Les attentats du 15 avril à Boston ont ravivé les blessures du 11-Septembre aux États-Unis, d’autant que les deux suspects tchétchènes, neutralisés par les forces de l’ordre, ont aiguillé les enquêteurs sur une piste islamiste possible. Deux experts se penchent pour « L’Orient-Le Jour » sur les conséquences d’une telle éventualité sur la minorité musulmane mal comprise au sein de la plus grande puissance mondiale.

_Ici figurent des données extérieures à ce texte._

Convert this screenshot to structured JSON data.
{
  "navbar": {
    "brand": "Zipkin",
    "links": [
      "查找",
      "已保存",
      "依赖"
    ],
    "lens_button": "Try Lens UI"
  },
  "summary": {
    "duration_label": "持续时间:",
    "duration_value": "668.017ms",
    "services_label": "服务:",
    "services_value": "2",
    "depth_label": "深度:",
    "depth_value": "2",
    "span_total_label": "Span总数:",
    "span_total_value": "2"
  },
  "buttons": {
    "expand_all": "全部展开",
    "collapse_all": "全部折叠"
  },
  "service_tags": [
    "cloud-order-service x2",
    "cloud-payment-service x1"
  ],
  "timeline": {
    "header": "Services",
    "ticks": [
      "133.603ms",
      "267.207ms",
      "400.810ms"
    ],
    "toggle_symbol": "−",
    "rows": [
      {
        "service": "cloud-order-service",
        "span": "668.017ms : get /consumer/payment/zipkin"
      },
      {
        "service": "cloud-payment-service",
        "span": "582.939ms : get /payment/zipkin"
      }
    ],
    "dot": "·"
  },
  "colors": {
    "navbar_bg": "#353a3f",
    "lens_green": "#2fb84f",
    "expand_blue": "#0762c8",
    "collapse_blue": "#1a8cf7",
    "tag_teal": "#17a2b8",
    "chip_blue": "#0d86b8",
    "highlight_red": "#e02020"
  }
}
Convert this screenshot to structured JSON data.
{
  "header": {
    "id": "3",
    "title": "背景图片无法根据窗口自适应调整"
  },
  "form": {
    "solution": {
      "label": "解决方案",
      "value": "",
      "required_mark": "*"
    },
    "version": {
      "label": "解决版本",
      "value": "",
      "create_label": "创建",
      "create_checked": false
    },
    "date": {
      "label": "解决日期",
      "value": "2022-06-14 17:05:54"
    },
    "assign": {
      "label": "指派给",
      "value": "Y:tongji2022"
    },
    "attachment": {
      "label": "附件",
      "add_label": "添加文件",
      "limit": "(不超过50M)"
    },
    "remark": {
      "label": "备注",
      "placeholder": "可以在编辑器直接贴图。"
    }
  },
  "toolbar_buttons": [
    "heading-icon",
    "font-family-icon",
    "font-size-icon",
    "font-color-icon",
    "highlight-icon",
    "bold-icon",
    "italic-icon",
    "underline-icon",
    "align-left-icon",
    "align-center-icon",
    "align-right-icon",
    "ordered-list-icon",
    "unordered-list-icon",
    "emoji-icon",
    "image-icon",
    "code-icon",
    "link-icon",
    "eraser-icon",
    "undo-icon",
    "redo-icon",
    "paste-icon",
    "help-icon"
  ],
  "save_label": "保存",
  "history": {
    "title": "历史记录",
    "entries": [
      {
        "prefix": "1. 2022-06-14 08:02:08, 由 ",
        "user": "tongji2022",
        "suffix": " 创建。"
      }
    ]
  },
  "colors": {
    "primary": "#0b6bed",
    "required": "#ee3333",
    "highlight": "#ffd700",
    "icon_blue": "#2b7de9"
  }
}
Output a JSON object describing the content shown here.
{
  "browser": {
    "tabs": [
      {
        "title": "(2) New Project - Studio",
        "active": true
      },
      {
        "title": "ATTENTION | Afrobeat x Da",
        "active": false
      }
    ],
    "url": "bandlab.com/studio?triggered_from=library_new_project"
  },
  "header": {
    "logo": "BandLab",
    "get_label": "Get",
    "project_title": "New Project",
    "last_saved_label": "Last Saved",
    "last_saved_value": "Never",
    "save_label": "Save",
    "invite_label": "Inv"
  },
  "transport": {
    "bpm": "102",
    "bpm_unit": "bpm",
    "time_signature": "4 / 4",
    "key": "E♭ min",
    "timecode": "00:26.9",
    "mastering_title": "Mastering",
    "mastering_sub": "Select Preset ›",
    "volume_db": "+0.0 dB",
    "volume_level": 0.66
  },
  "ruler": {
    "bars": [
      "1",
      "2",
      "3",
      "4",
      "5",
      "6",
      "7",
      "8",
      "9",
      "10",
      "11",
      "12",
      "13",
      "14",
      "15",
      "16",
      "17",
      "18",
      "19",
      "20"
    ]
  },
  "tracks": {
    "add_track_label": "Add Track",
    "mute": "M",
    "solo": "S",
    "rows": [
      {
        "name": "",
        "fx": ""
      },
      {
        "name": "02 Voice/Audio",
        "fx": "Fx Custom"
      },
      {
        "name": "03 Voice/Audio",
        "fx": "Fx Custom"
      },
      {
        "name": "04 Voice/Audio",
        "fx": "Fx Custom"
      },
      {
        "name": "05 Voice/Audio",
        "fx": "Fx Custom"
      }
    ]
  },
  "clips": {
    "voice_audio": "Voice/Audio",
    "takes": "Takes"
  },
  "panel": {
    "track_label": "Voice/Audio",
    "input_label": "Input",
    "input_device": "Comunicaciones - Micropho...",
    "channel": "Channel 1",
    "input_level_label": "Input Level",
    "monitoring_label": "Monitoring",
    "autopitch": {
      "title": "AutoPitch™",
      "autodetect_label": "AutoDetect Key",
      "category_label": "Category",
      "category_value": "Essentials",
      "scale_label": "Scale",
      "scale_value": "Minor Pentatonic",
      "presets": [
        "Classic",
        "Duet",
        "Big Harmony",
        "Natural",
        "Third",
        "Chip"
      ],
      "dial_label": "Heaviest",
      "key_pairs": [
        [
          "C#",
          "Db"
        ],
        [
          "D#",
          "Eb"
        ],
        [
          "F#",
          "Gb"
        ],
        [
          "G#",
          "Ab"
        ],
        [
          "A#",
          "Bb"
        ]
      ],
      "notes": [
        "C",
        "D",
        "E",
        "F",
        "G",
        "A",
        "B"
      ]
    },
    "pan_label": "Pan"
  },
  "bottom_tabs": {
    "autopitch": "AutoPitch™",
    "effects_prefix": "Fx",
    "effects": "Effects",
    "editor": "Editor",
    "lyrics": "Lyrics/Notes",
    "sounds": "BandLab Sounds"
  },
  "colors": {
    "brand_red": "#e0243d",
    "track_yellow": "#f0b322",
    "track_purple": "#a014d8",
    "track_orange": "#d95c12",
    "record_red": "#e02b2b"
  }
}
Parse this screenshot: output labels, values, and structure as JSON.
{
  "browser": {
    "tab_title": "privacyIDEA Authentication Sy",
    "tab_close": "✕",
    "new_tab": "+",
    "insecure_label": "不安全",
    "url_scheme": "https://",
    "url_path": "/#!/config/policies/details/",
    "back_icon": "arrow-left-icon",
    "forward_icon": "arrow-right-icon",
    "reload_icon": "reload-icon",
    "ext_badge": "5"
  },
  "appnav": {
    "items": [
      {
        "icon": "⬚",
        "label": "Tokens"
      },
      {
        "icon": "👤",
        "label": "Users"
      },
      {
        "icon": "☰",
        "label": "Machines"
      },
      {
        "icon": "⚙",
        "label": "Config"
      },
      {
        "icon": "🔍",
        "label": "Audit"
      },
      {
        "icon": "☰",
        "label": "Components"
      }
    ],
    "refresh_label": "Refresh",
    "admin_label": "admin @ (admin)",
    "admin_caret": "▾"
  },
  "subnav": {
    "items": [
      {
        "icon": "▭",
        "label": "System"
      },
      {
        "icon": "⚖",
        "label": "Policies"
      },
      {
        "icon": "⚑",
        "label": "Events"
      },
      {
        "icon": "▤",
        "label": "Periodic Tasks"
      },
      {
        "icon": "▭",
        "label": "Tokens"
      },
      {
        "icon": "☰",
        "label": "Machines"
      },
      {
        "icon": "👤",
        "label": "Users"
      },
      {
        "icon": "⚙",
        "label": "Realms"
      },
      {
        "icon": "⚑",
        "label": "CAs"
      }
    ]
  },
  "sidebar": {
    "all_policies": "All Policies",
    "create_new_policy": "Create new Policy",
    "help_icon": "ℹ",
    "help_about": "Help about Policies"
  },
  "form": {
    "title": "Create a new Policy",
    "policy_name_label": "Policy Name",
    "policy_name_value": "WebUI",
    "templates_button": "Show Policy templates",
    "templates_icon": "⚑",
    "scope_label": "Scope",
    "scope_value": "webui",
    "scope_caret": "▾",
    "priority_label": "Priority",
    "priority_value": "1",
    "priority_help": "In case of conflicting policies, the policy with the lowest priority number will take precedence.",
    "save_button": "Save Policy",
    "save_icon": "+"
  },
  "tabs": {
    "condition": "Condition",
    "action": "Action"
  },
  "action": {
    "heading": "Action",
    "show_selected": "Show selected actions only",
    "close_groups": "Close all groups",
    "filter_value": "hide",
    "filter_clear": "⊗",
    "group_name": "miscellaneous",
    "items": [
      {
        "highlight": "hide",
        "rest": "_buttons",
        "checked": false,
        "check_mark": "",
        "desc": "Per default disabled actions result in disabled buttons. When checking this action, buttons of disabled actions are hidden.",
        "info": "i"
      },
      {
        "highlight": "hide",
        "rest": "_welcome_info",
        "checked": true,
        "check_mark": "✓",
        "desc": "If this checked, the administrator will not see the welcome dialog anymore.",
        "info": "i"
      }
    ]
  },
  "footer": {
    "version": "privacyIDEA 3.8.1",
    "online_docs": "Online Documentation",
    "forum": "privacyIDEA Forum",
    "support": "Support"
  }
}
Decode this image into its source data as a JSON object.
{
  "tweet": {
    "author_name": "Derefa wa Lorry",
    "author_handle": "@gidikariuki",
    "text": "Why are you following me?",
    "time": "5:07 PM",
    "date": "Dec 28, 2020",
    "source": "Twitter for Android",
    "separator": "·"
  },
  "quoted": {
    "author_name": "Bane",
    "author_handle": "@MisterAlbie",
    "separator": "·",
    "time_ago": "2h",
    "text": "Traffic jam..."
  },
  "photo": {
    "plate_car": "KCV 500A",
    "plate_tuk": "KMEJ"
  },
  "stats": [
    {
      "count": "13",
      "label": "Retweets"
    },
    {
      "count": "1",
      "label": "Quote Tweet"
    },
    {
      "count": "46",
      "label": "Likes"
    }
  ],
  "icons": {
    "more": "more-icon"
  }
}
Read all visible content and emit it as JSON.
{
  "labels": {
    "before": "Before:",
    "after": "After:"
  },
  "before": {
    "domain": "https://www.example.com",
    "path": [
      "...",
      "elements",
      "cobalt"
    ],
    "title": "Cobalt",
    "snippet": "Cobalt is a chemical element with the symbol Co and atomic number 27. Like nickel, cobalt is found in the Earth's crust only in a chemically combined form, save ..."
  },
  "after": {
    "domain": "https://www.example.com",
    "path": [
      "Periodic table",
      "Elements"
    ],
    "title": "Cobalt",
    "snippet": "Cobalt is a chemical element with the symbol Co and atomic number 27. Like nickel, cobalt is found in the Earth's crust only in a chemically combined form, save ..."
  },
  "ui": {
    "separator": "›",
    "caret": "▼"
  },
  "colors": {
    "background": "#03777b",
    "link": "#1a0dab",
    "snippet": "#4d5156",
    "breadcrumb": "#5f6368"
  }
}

Tamerlan (à gauche) et Djokhar Tsarnaev, deux jeunes Tchétchènes musulmans soupçonnés d’avoir fait exploser les deux bombes qui ont coûté la vie à trois personnes durant le marathon de Boston, le 15 avril.  Handout/FBI/Reuters

Après une chasse à l’homme digne d’un film hollywoodien, la ville de Boston a repris peu à peu son rythme normal.

 

Tout a basculé le lundi 15 avril, lorsque deux bombes ont explosé à douze secondes d’intervalle près de la ligne d’arrivée du célèbre marathon qui rassemble des milliers de personnes chaque année. Bilan : trois morts, dont un garçon de 8 ans, et près de 180 blessés dont plusieurs devront être amputés. En effet, les bombes en question étaient composées de cocottes-minute bourrées de clous et de billes pour que les dégâts occasionnés soient maximaux. Constituant la pire attaque sur le sol américain après celui du World Trade Center le 11 septembre 2001, les attentats de Boston ont aussitôt donné lieu à toutes sortes de réactions : solidarité, entraide, ainsi que condamnations internationales immédiates, dans les médias et sur les réseaux sociaux. Mais encore, et surtout, l’absence de pistes et de revendications a donné lieu à toutes sortes d’hypothèses et de théories : terrorisme intérieur ou extérieur ? Piste islamiste ou d’extrême droite?

 

Le fait également que les explosions aient eu lieu ce jour-là – Patriot’s Day – rappelait tristement d’autres attentats survenus à cette même date (qui commémore les débuts de la guerre d’indépendance américaine en 1775). Pour n’en nommer que quelques-uns, en 1993, l’assaut ce jour-là des forces de l’ordre contre la secte des davidiens, barricadés et surarmés dans un ranch de Waco, au Texas. Quatre-vingt-deux personnes, dont 21 enfants, y perdent la vie. Trois ans plus tard jour pour jour, 168 personnes sont tuées dans les attentats d’Oklahoma City contre un bâtiment fédéral. Ses auteurs, des suprémacistes blancs, auraient voulu venger l’assaut de Waco. En avril 1999 a ensuite lieu la fusillade de Columbine : deux lycéens tuent 12 de leurs camarades, avant de retourner leurs armes contre eux, notamment pour « commémorer » les deux précédentes tueries. Sans oublier celle de l’université de Virginia Tech en 2007.

 

(Portraits : Tamerlan et Djokhar, deux frères attachés à leurs racines tchétchènes)

Premiers réflexes
Quoi qu’il en soit, dès les premières heures, l’on apprenait par les médias qu’un étudiant saoudien (blessé) a été brièvement interpellé et interrogé peu après les explosions, faisant craindre une résurgence de la méfiance, de la paranoïa même, américaine vis-à-vis des étrangers, plus particulièrement arabo-musulmans. Selon Élisabeth Vallet, directrice de recherche à la chaire Raoul-Dandurand, professeure associée en géopolitique et auteure d’ouvrages sur la politique étrangère américaine, « avant même que ne soit mentionnée son arrestation, le fait qu’un étudiant saoudien ait été blessé a été évoqué par les grands médias traditionnels (à commencer par CNN) et immédiatement la mention suivante a été ajoutée “et il ne semble pas qu’il soit impliqué dans ces événements”. Ce qui pouvait donc constituer une volonté très louable d’éviter que tout le monde opère un délit de faciès est en fait extrêmement gênante. Car elle suppose en effet qu’il y a un a priori important à l’égard des personnes originaires du Moyen-Orient. Il reste donc une forme de paranoïa rampante, qui est restée après s’être cristallisée, avec le 11-Septembre, sur les Arabo-musulmans ».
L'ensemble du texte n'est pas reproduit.